No wonder the Irish lad was exhilarated. He was seated in the cockpit of the finest motor launch seen for a long time in those waters, with his hands resting upon the wheel and the boat as obedient to his lightest touch as a gentle horse to the rein of its driver. The breeze caused by its swift motion made the flags at the prow and stern flutter and whip, and now and then give out a snapping sound. The sharp bow cut the clear cold water like a knife, sending a fanlike spread of foam that widened and lost itself behind the churning screw. The wind-shield guarded his face from so much as a zephyr, and the consciousness that among all the boats big and small in sight at varying distances, there was not one that could hold its own with the Deerfoot, was enough to stir his blood and make him shout for very joy.

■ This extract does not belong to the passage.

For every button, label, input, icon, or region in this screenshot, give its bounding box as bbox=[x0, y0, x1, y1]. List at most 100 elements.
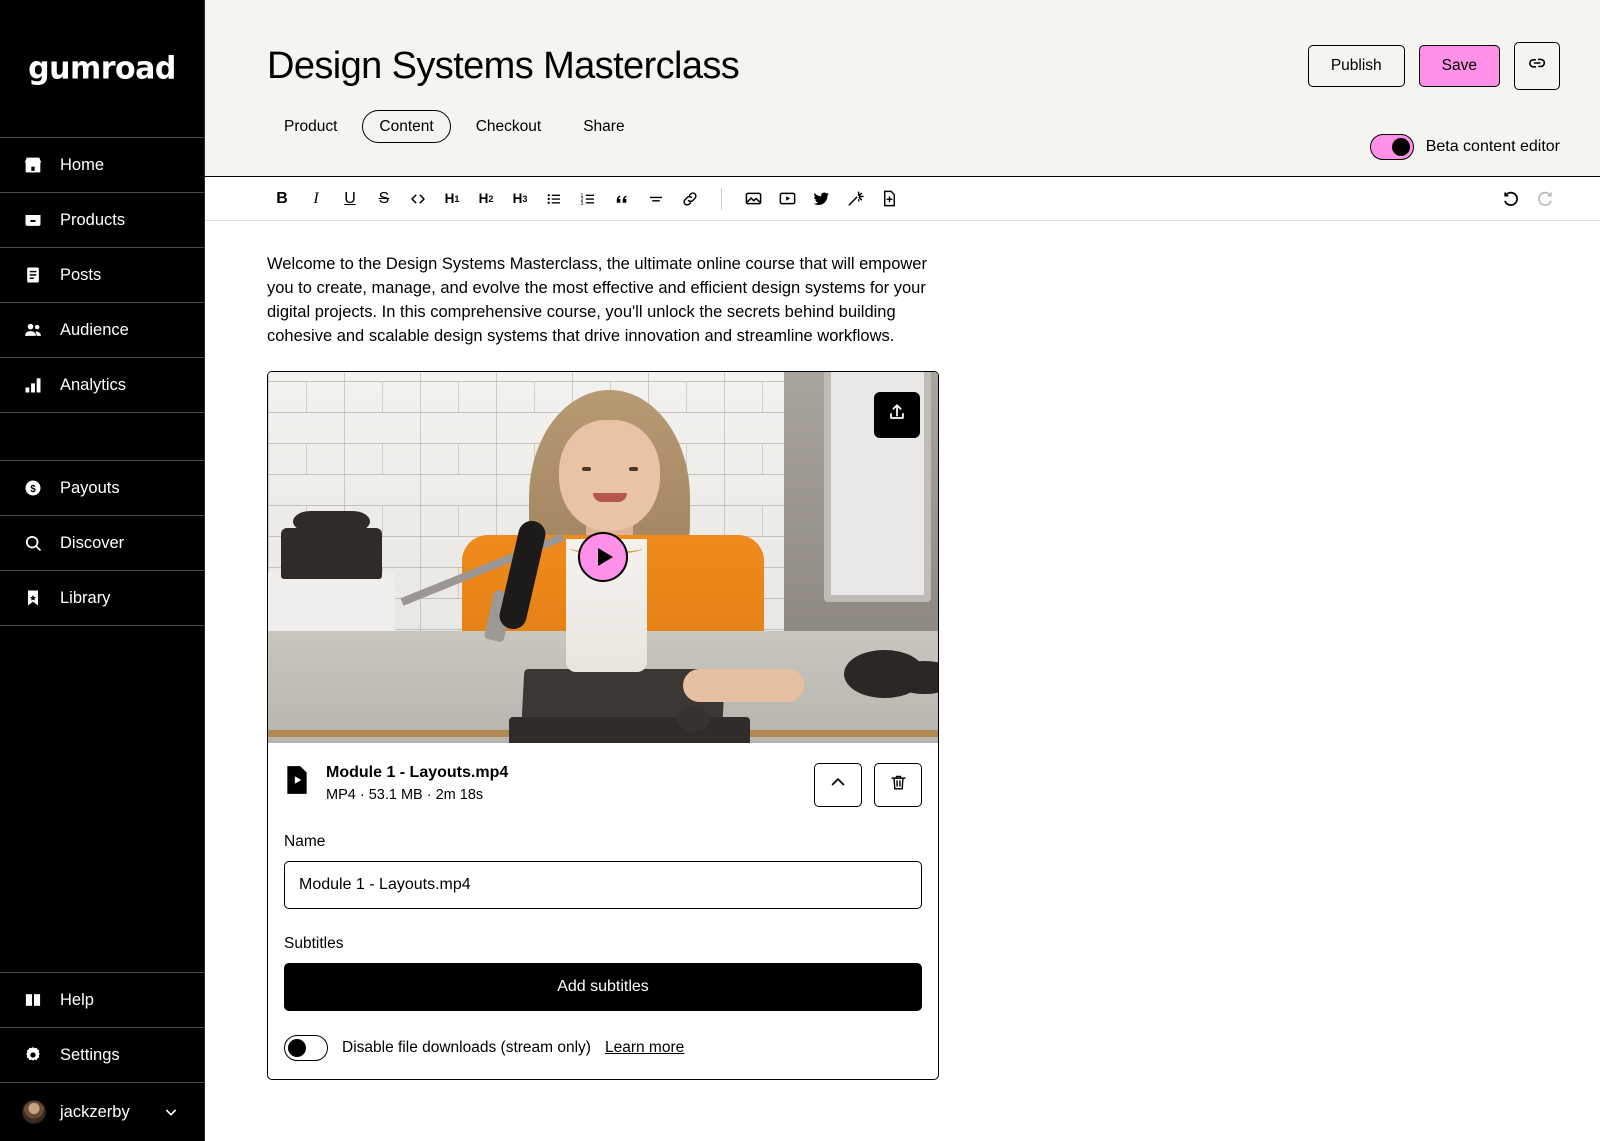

Mike was in a varying mood. His first impulse was to make for Boothbay Harbor, but he felt some misgiving about threading his way among the many craft that are always anchored or moored there. With the steamers coming and going, he might become confused over the signals and the right of way, with disastrous results to the launch. He had not yet learned the meaning of the toots of the whistle which Captain Alvin gave when crossing the bow of a larger boat, or when meeting it.
He was only prudent, therefore, when he turned from the larger town and sped toward Squirrel Island. He observed the Nellie G. in the act of moving aside to make room for a mail steamer that had whistled its wishes, and half a hundred men, women and children were gathered on the wharf, with nothing to do but to watch the arrival and departure of boats.
There were so many constantly going and coming at the height of the summer season that the only person, so far as Mike could see, who gave him a look was Captain Williams of the Nellie G. Mike had meant to land, but he feared he would become involved in a tangle, and sheered off. Captain Williams had backed out so far that he was brought up alongside the Deerfoot. He had done so often what he was now doing that it was instinctive on his part. He could have gone through the man[oe]uvre with his eyes shut.
"Where are Alvin and Chester?" he asked from his little pilot house as he was gliding past.
"I lift them behind. If ye maat them before I do, Captain, tell 'em I've slipped off on a little thrip to the owld counthry, but will soon return."